Le roi, ou plutôt la reine, c’était probablement la culture, omniprésente dans la famille : leur maman est passionnée par la musique classique, leur demi-frère joue du saxophone, leur papa est féru de théâtre et leur demi-sœur réalise des documentaires. Dans leur appartement parisien, les deux enfants apprennent le piano. Sur la platine familiale tournent les vinyles de Jacques Dutronc. A la télévision, Joséphine regarde les clips des Rita Mitsouko. Elvis et Michael cohabitent dans la joie.

Puis vient l’adolescence et, avec elle, son lot de coups de cœurs plus personnels. Pour Alexandre, ce sera la scène rock anglo-saxonne avec Radiohead, les Pixies, Blur, Pulp… Une première salve de découvertes qui le conduira ensuite à regarder dans le rétro pour faire connaissance avec les aînés (Kinks, Zombies, Bowie…). Après une période hip-hop, Joséphine succombe de son côté à l’électro et au rock sulfureux des White Stripes. A chaque fois, chacun fait partager ses béguins à l’autre. Prolongement logique de cette connivence, le duo commence à faire de la musique. « Au départ, c’était vraiment pour rigoler, à la maison. »

Sauf qu’en plus d’être complices, Alexandre et Joséphine sont doués. Bientôt, les morceaux prennent forme, soutenus par une complémentarité parfaite. « Je partais dans des choses lyriques, j’avais un peu tendance à écouter mon âme en peine, sourit Alexandre. Joséphine, de son côté, apportait un côté plus rock et m’empêchait de glisser vers des choses mièvres. » Singtank naît de ce savant équilibre – le nom, en forme de pirouette, fait référence aux longues sessions organisées pour dénicher un patronyme au groupe, lesquelles prirent au final des allures de think tank. Désireux d’aguerrir son écriture, le duo s’entoure d’un ami musicien chevronné, Alberto Cabrera, issu du groupe Zoé, aussi aperçu au sein de Scenario Rock. Une fois les chansons en poche, la paire contacte des producteurs. La chance est au rendez-vous : Nellee Hopper, connu pour ses collaborations avec Massive Attack et Björk, s’amourache du projet et convie les Français à traverser l’Atlantique pour enregistrer ses morceaux dans les studios du clavier de Beck, à Los Angeles. Le hasard fait bien les choses, c’est donc dans la ville du cinéma que Joséphine se retrouve ainsi, à l’été 2010, à partager le micro avec son frère- elle qui poursuit, parallèlement à Singtank, une carrière d’actrice- on l’a vue chez Tavernier, Gavras… « Le studio était hallucinant, avec des tas de claviers incroyables. C’était impressionnant car il fallait être à la hauteur. Puis on est allés terminer le disque à Londres. »

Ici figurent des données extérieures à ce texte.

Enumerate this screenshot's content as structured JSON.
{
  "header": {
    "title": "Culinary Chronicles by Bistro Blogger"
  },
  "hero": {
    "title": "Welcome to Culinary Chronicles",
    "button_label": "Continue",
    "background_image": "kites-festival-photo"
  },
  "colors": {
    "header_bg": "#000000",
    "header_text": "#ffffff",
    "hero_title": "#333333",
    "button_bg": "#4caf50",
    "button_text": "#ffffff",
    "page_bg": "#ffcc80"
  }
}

Niveau hauteur, In Wonder atteint des altitudes rares pour un premier album, enchaînant une petite quinzaine de popsongs parfaitement taillées et aux mélodies soignées, que se partagent les voix délicieuses d’Alexandre et Joséphine. Oscillant entre indie-rock imparable (Give it to me, Never Love Again), ritournelles accroche-cœur (Superstar, Nuit Nuit) et ballades radieuses (Blue, Jupiter), Singtank s’invite d’emblée à la table des grands songwriters pop. Carré, le disque n’en oublie pas pour autant d’afficher un côté joueur et une légèreté enfantine rare dans le paysage français, comme sur le single The Party, sapé pour conquérir le cœur des radios anglaises. On pense à Franz Ferdinand qui aurait fricoté avec les Cardigans, à Jarvis Cocker qui chatouillerait Adam Green, à Jacques Dutronc, pour le côté ironique, qui s’acoquinerait avec les Flaming Lips.

Brillant sur disque, le groupe a déjà fait ses preuves sur scène, notamment le temps d’un passage remarqué au festival des Inrocks, et lors de concerts à Londres, Hong Kong ou en Italie. « La première fois, on a vidé une boîte d’anti-nausée à deux avant le concert, tant on avait peur. » Que les laboratoires pharmaceutiques se rassurent. S’agissant des concerts annoncés ce printemps, la rupture de stock devrait être évitée sans peine. Singtank n’a plus aucune crainte à avoir : 2012 sera pour le duo l’année de la révélation.